As described before in §1, the GMW protocol has several advantages over Yao's garbled circuits protocol (precomputation, load balancing, multiple parties, etc.), but requires circuits with low depth. Unfortunately, sequential circuits cannot directly be applied to the GMW protocol, since the sequential circuit structure can significantly increase the depth of the circuit and thus the communication rounds required by GMW. Our work is the first to consider automated hardware synthesis of low-depth combinational circuits optimized for use in the GMW protocol, as well as size-optimized circuits for Yao's protocol. Our work also allows developers to write high-level Verilog code which can be automatically mapped to our optimized circuits by binding our circuit descriptions to arithmetic operators. Instead of using a domain specific input language, we use existing Hardware Description Languages (HDLs) such as Verilog or VHDL that are already known by many developers. Thereby, we can use existing code and allow a large community of developers to specify functionalities without the necessity of learning a new language.

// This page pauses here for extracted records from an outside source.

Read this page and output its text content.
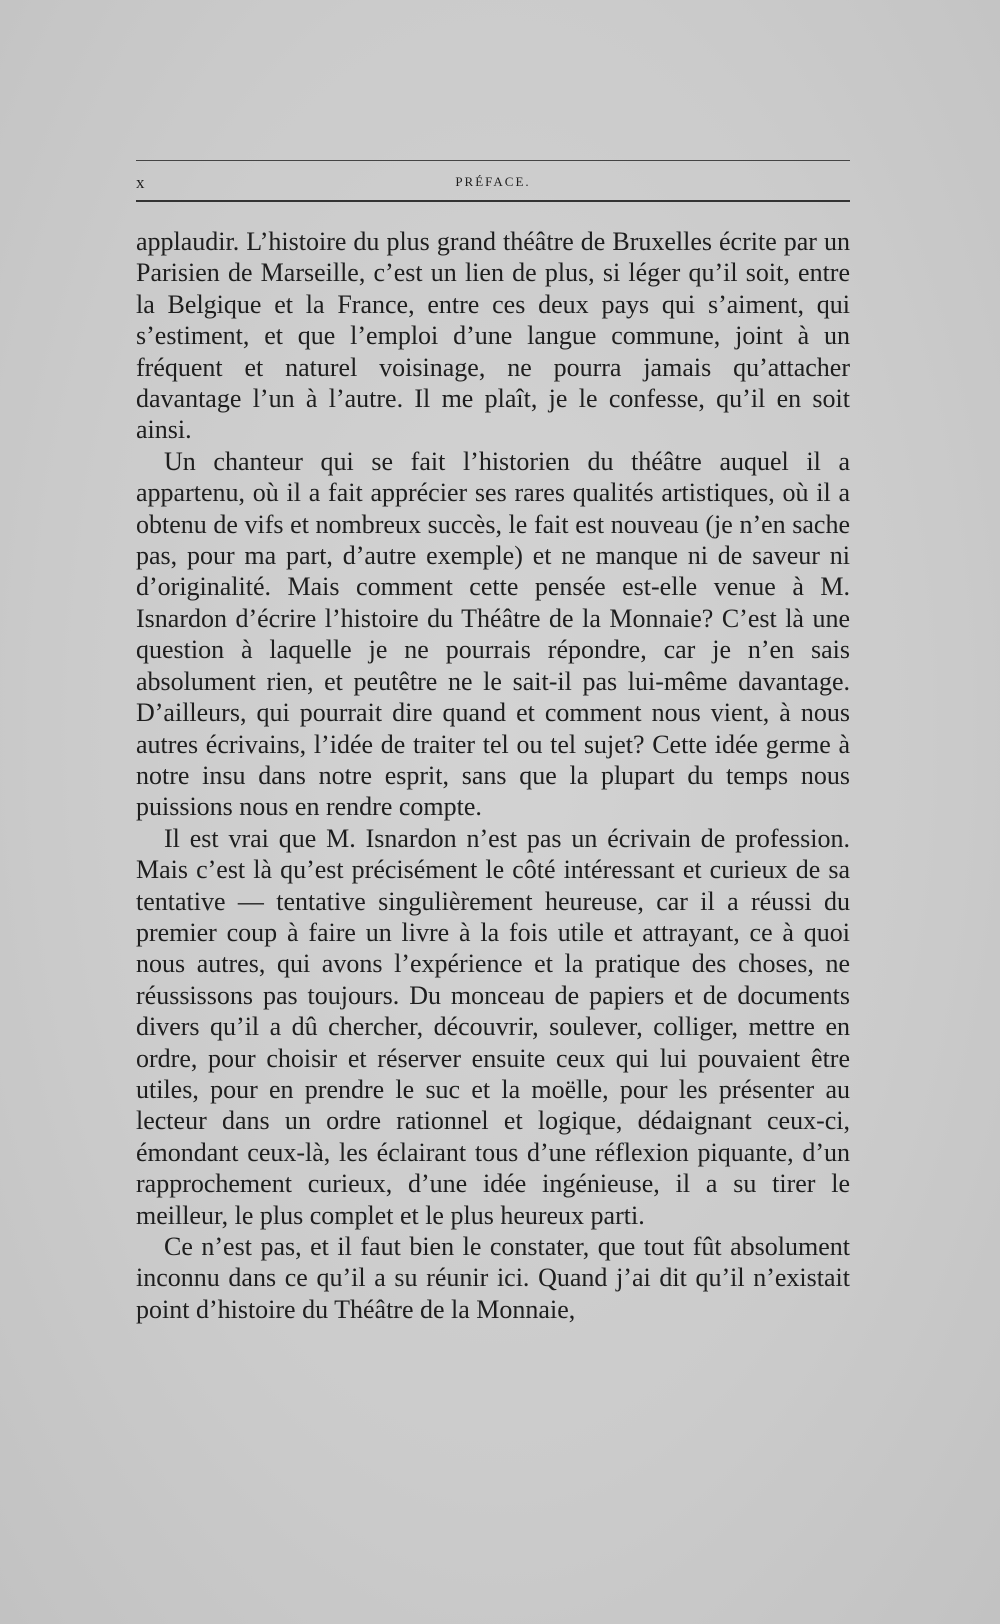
x	PRÉFACE.

applaudir. L’histoire du plus grand théâtre de Bruxelles écrite par un Parisien de Marseille, c’est un lien de plus, si léger qu’il soit, entre la Belgique et la France, entre ces deux pays qui s’aiment, qui s’estiment, et que l’emploi d’une langue commune, joint à un fréquent et naturel voisinage, ne pourra jamais qu’attacher davantage l’un à l’autre. Il me plaît, je le confesse, qu’il en soit ainsi.

Un chanteur qui se fait l’historien du théâtre auquel il a appartenu, où il a fait apprécier ses rares qualités artistiques, où il a obtenu de vifs et nombreux succès, le fait est nouveau (je n’en sache pas, pour ma part, d’autre exemple) et ne manque ni de saveur ni d’originalité. Mais comment cette pensée est-elle venue à M. Isnardon d’écrire l’histoire du Théâtre de la Monnaie? C’est là une question à laquelle je ne pourrais répondre, car je n’en sais absolument rien, et peutêtre ne le sait-il pas lui-même davantage. D’ailleurs, qui pourrait dire quand et comment nous vient, à nous autres écrivains, l’idée de traiter tel ou tel sujet? Cette idée germe à notre insu dans notre esprit, sans que la plupart du temps nous puissions nous en rendre compte.

Il est vrai que M. Isnardon n’est pas un écrivain de profession. Mais c’est là qu’est précisément le côté intéressant et curieux de sa tentative — tentative singulièrement heureuse, car il a réussi du premier coup à faire un livre à la fois utile et attrayant, ce à quoi nous autres, qui avons l’expérience et la pratique des choses, ne réussissons pas toujours. Du monceau de papiers et de documents divers qu’il a dû chercher, découvrir, soulever, colliger, mettre en ordre, pour choisir et réserver ensuite ceux qui lui pouvaient être utiles, pour en prendre le suc et la moëlle, pour les présenter au lecteur dans un ordre rationnel et logique, dédaignant ceux-ci, émondant ceux-là, les éclairant tous d’une réflexion piquante, d’un rapprochement curieux, d’une idée ingénieuse, il a su tirer le meilleur, le plus complet et le plus heureux parti.

Ce n’est pas, et il faut bien le constater, que tout fût absolument inconnu dans ce qu’il a su réunir ici. Quand j’ai dit qu’il n’existait point d’histoire du Théâtre de la Monnaie,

Secure Computation Compilers from ANSI C. The following secure computation tools use a subset of the ANSI C programming language as input. CBMC-GC [HFKV12] initiated this line of development and used a SAT solver to generate size-optimized Boolean circuits from a subset of ANSI C. PCF [KSMB13] compiles into a compact intermediate representation that also supports loops, similar to the sequential circuits of TinyGarble described above. Both CBMC-GC and PCF target Yao's garbled circuits protocol and hence only optimize for size. PICCO [ZSB13] is a sourceto-source compiler that allows parallel evaluation and uses secure computation protocols based on linear secret sharing with at least three parties.
Although ANSI C is widely known as well, it has the drawback that some operations are either not supported (e.g., pointer arithmetic) or incur significant costs when compiled into a circuit (e.g., array access depending on private values). Thereby, existing C code sometimes needs to be rewritten or results in inefficient protocols. Although we do not eliminate these restrictions in our work, these issues do not occur when taking existing functionalities described in HDLs that do not support pointers and often avoid accesses to arrays with private indices, as these result in costly multiplexers. 
PRELIMINARIES
In this section we provide preliminaries and background related to the GMW protocol ( §2.1), hardware synthesis ( §2.2), and the IEEE 754 floating-point standard ( §2.3).
The GMW protocol
In the GMW protocol [GMW87] , two or more parties compute a function that is encoded as Boolean circuit. The parties' private inputs and all intermediate gate values are perfectly hidden by an XOR-based secret sharing scheme. GMW allows to evaluate XOR gates locally, without interaction, using only one-time pad operations and thus essentially for free. AND gates, however, require interaction in the form of Oblivious Transfers (OTs) or Beaver's multiplication triples [Bea91] that can be pre-computed in a setup phase, which is independent from the parties' private inputs and the function being computed. This pre-computation can be achieved efficiently by using OT extension [IKNP03, ALSZ13] as shown in [CHK + 12, SZ13]. After evaluating all circuit gates in the online phase, the output can be reconstructed by computing the XOR of the resulting output shares.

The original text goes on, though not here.